Walking through an arcade of young Mangrove trees, it’s clear this is Mario’s passion project, working to create the biggest urban mangrove forest in Brazil. So far, he’s planted three quarters of a square mile, with his team planting more every day.

“This is one way to fight against climate change. These trees are very, very important.”

He shows me seedlings planted on the edges of what was once one of Brazil’s largest landfill sites – Jardim Gramacho – covering an area of 130 acres.

In the seventies and eighties, rubbish was dumped directly into the mangroves, suffocating the vegetation, and killing the area.

Seedlings have been planted on the edges of what was once one of Brazil’s largest landfill sites, Jardim Gramacho

In 1997, Mario was called on to rescue the mangroves from near death.
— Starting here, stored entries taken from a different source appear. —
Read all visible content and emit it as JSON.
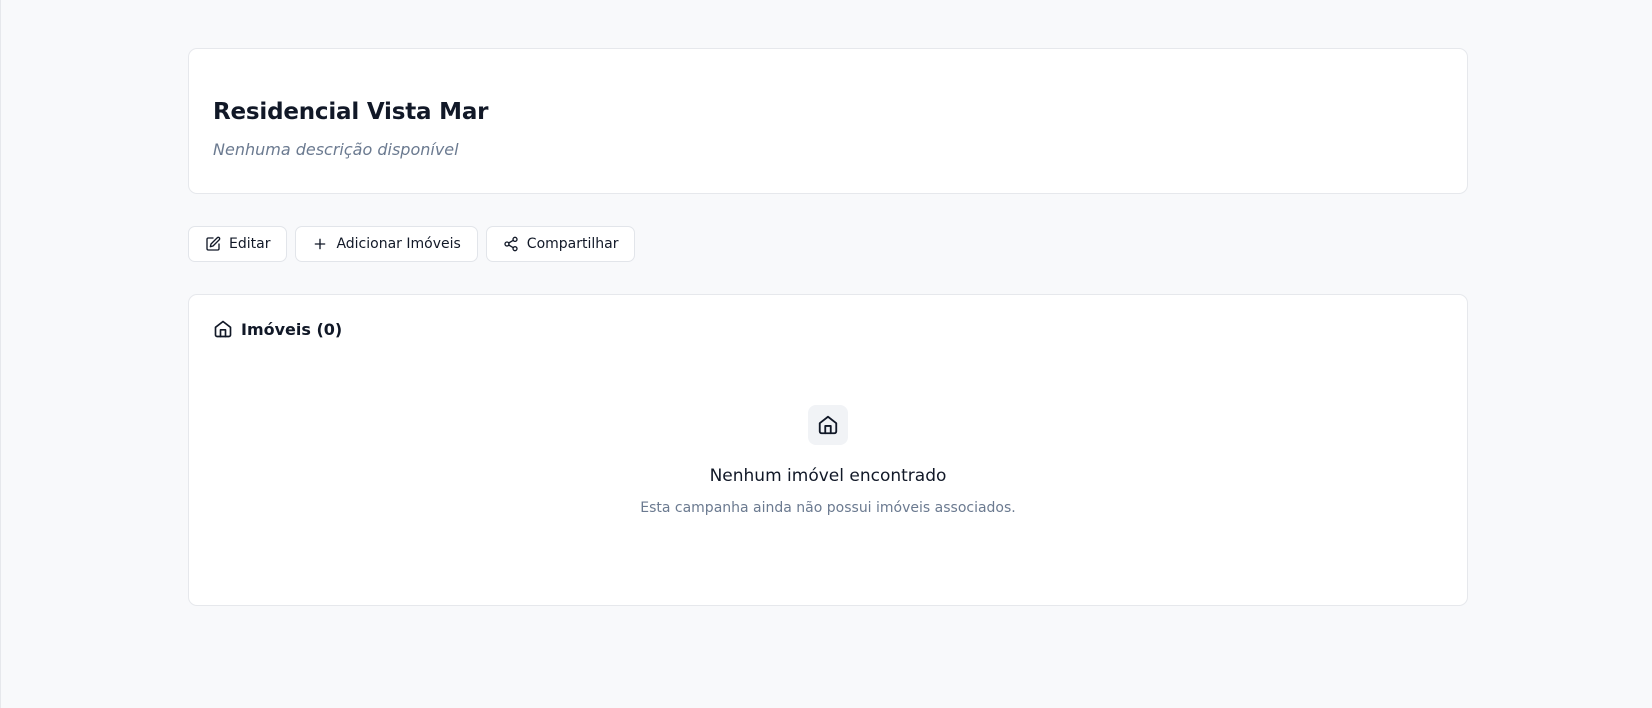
{
  "campaign": {
    "title": "Residencial Vista Mar",
    "description": "Nenhuma descrição disponível"
  },
  "actions": {
    "edit_label": "Editar",
    "add_properties_label": "Adicionar Imóveis",
    "share_label": "Compartilhar"
  },
  "properties": {
    "title": "Imóveis (0)",
    "empty_title": "Nenhum imóvel encontrado",
    "empty_subtitle": "Esta campanha ainda não possui imóveis associados."
  },
  "icons": {
    "edit": "edit-icon",
    "add": "plus-icon",
    "share": "share-icon",
    "section": "house-icon",
    "empty": "house-icon"
  }
}
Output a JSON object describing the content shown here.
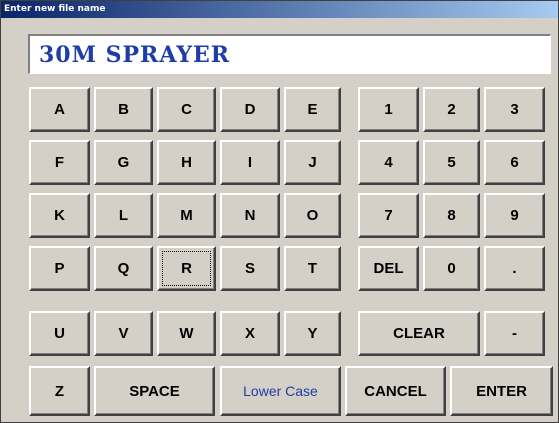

Since then, he’s come some way to create a beacon of hope for Rio’s forest regeneration.

Some way, in fact, that he’s recovered an additional 130 acres surrounding the original landfill site.

But it’s not straightforward – the disastrous habits of man are taking their toll. His biggest problem now is not the rubbish that is deposited here, but the excess that flows downstream from rivers.

So he and his team, picked from local communities, build a fort between the mangroves and the river – determined to keep the rubbish offensive out.

Rubbish was previously dumped directly into the mangroves, which suffocated the vegetation

As he guided me further into the Mangroves, we see what Mario’s dream is all about. Of course, this is just one project when confronted with vast areas of rainforest being destroyed as I write this.

But the seedlings planted here are planted by a man so desperate to change things here. At least some hope is taking root right now in Mario’s mangrove.